New Zealand Company surveyors arrive in Port Nicholson

3 January 1840

Surveyors arrived in Port Nicholson to lay out the proposed New Zealand Company settlement of Britannia at Pito-one (Petone). When this site proved unsuitable, the town was relocated across the harbour. It would be called Wellington in honour of the victor in the Battle of Waterloo.

The survey party, led by Captain William Mein Smith, arrived on the Cuba, a name that would become a familiar part of the region’s landscape, with Cuba Streets in both Petone and central Wellington. A map for the new settlement had been prepared in England by Samuel Cobham. Its main purpose was to encourage investors to support the venture. The orderly grid pattern contained familiar names to remind settlers of England – though Covent Garden, Soames Square and Billingsgate Fish Market did not materialise in the final settlement.

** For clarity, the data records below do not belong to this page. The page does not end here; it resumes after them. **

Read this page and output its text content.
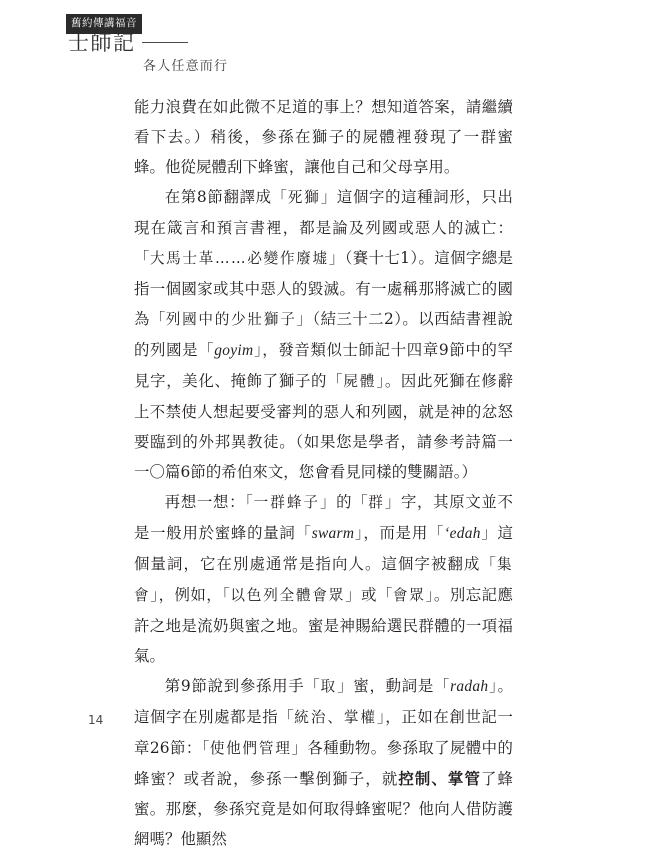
舊約傳講福音
士師記
各人任意而行

能力浪費在如此微不足道的事上？想知道答案，請繼續看下去。）稍後，參孫在獅子的屍體裡發現了一群蜜蜂。他從屍體刮下蜂蜜，讓他自己和父母享用。

在第8節翻譯成「死獅」這個字的這種詞形，只出現在箴言和預言書裡，都是論及列國或惡人的滅亡：「大馬士革……必變作廢墟」（賽十七1）。這個字總是指一個國家或其中惡人的毀滅。有一處稱那將滅亡的國為「列國中的少壯獅子」（結三十二2）。以西結書裡說的列國是「goyim」，發音類似士師記十四章9節中的罕見字，美化、掩飾了獅子的「屍體」。因此死獅在修辭上不禁使人想起要受審判的惡人和列國，就是神的忿怒要臨到的外邦異教徒。（如果您是學者，請參考詩篇一一〇篇6節的希伯來文，您會看見同樣的雙關語。）

再想一想：「一群蜂子」的「群」字，其原文並不是一般用於蜜蜂的量詞「swarm」，而是用「‘edah」這個量詞，它在別處通常是指向人。這個字被翻成「集會」，例如，「以色列全體會眾」或「會眾」。別忘記應許之地是流奶與蜜之地。蜜是神賜給選民群體的一項福氣。

第9節說到參孫用手「取」蜜，動詞是「radah」。這個字在別處都是指「統治、掌權」，正如在創世記一章26節：「使他們管理」各種動物。參孫取了屍體中的蜂蜜？或者說，參孫一擊倒獅子，就控制、掌管了蜂蜜。那麼，參孫究竟是如何取得蜂蜜呢？他向人借防護網嗎？他顯然

14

The New Zealand Company and its model of systematic colonisation was the brainchild of Edward Gibbon Wakefield. Central to his scheme were packages of land consisting of a town acre (0.4 ha) and an accompanying 100 country acres (40 ha). There were 1100 one-acre town sections in the plan for Port Nicholson, which Mein Smith struggled to reproduce on the ground.

Time was also against Mein Smith. The Company was desperate to move before the British government intervened in New Zealand. As a result, an impossible timeframe was set for the Company surveyors. When the first settler ship arrived on 22 January, there was no grid pattern laid out at Petone.